I’m gonna get shot for this one..

Let’s start here:

http://d.yimg.com/us.yimg.com/p/uc/20070721/lnq070722.gif

Let’s continue here:

I had a conversation with an old-roomie-turned-married-fellow friend (I have too many of those.. count: 5/0) of mine yesterday. There’s a little too much bunk flyin’ round Christianity. And one for being counted among the liberals (at least by the stupid-conservative.. note, this is a subset, not all conservatives are stupid) I took him up on his rant. What’s wrong with saying that “God made Adam from the dust of the ground” requires this to be through non-scientific means? That is, why not let science have it’s place and help inform the discussion about the means of man’s existence? Besides, thus far in the game it’s inconclusive (in a final sense) in either direction.

It seems that both parties (Christians & Scientists) have a tendency to read each other inherently with discredit, and read themselves with undying-trust-unto-ridicule. Likewise, they seem to miss the we’re-still-in-process-no-conclusions-yet method/message of science. Do I have a problem with these? Of course. Should you? Only if you know ppl with these perspectives.

So what of the line in the comic “..only acknowledges science that doesn’t conflict with the ancient scriptures”?

There’s a long line of history that most everyone on both sides of the camp are uninformed of.  Socrates sought truth by denying he had it, and asking others for it. Good start I suppose, humanity generally finds humility agreeable.  The Catholic Church defined the order of method of truth-finding to be: explicit in the Bible itself, co-equal with tradition, reason and papal statements ex cathedra. I’ve been told Wesley edited these 4 to have an ordered precedence, from Biblically clear statements, tradition, reason and then personal experience.

Taking this quadratum for truth-finding (though more clearly: simply a method by which we put confidence in propositions as being correspondent with external, independent reality) seems rather clear. First, we listen to the one who made reality, then we listen to those who’ve studied it through the years, then we listen to our studies and thoughts on it, then we listen to how it works when lived out in our context. Each iteration starts as widely as can be had, rather than starting within my own little bubble.

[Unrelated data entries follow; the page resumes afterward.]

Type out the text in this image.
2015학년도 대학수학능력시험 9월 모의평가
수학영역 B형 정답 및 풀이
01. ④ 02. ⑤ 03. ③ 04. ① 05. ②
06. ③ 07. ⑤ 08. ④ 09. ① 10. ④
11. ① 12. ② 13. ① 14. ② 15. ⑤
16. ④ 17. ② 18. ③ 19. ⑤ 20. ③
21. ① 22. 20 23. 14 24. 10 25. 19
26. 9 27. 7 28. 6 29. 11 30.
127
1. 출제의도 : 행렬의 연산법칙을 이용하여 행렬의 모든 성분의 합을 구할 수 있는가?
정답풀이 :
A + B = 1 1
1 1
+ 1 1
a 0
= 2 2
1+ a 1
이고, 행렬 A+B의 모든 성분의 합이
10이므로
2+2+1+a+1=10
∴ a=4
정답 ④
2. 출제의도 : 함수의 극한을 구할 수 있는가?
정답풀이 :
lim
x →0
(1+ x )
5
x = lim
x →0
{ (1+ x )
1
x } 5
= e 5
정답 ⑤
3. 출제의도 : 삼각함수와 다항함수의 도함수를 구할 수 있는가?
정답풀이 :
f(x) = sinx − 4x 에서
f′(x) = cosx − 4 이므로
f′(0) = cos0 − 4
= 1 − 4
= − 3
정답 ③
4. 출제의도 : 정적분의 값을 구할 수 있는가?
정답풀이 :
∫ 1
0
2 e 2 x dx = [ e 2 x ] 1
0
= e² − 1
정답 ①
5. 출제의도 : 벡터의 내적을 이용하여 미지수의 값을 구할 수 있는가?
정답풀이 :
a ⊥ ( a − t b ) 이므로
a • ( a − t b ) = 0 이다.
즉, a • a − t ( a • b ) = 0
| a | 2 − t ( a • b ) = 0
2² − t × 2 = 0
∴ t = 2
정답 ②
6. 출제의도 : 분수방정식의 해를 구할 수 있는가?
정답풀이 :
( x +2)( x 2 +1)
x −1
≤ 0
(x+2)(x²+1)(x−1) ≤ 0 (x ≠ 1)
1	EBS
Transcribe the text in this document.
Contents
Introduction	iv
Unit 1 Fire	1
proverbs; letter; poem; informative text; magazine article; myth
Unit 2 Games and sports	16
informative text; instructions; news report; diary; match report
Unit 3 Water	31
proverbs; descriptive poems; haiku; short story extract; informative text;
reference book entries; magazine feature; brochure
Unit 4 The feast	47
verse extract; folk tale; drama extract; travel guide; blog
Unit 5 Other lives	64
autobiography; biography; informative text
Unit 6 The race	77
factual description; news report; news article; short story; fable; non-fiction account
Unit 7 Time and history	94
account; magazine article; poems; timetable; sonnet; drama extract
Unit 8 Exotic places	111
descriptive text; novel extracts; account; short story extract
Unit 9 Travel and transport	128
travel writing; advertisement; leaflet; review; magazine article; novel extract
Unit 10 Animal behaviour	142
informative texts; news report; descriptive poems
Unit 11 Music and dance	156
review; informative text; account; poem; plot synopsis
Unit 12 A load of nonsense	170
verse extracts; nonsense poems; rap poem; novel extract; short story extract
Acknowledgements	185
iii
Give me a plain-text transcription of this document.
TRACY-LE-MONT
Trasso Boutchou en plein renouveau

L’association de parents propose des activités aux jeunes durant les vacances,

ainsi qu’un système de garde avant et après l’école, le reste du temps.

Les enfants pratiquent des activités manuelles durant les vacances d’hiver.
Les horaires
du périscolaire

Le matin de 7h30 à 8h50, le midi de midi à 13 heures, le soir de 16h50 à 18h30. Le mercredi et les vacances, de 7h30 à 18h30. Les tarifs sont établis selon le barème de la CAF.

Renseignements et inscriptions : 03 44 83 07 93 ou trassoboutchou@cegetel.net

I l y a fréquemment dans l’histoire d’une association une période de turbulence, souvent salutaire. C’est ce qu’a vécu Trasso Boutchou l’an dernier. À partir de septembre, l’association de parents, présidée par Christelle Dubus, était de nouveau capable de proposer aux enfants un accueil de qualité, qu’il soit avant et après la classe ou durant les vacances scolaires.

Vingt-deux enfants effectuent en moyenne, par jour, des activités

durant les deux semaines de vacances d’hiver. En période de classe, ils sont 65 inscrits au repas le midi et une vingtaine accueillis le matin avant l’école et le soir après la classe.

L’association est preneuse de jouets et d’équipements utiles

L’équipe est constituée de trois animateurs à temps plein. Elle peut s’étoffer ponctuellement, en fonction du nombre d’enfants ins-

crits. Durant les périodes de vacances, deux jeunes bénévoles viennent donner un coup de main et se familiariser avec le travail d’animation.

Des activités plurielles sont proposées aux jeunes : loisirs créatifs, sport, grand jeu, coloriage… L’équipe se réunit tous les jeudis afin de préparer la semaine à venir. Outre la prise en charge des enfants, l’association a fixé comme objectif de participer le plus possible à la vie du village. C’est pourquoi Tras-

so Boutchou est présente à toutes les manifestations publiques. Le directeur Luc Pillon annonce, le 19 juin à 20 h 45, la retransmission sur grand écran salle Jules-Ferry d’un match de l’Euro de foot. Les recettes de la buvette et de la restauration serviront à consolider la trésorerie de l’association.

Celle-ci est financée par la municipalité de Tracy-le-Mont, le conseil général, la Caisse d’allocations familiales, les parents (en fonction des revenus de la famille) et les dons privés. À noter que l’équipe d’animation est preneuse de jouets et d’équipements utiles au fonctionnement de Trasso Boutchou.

Then the role of science is in the category of our reason. Reason unbounded is like emotion unbounded: they are both guides we follow, but neither absolutely. We can only absolutely follow the absolute body of absolute, complete knowledge. And since our experience is more than content-knowledge, but relational, I’m stuck making this set of all knowledge into a personal being. And since independency is required of knowledge, and relationship is one of dependency, I’m stuck making this personal, all-knowing reality multiply-united: the Triune God. If my reason gets me this far by studying life, and if the Scientist reason gets them as far as they are by studying the ‘hard sciences,’ then we need to understand the unity of this external reality: how both of our views unite in the context of both.

If my Christianity has a place for reason, then I must follow it, not fear it like a plague. Science-ism has no place for the soft-sciences, but even itself is ruled by the hard-sciences, by their unwavering commitment to denial of independent reality being being more than content-knowledge.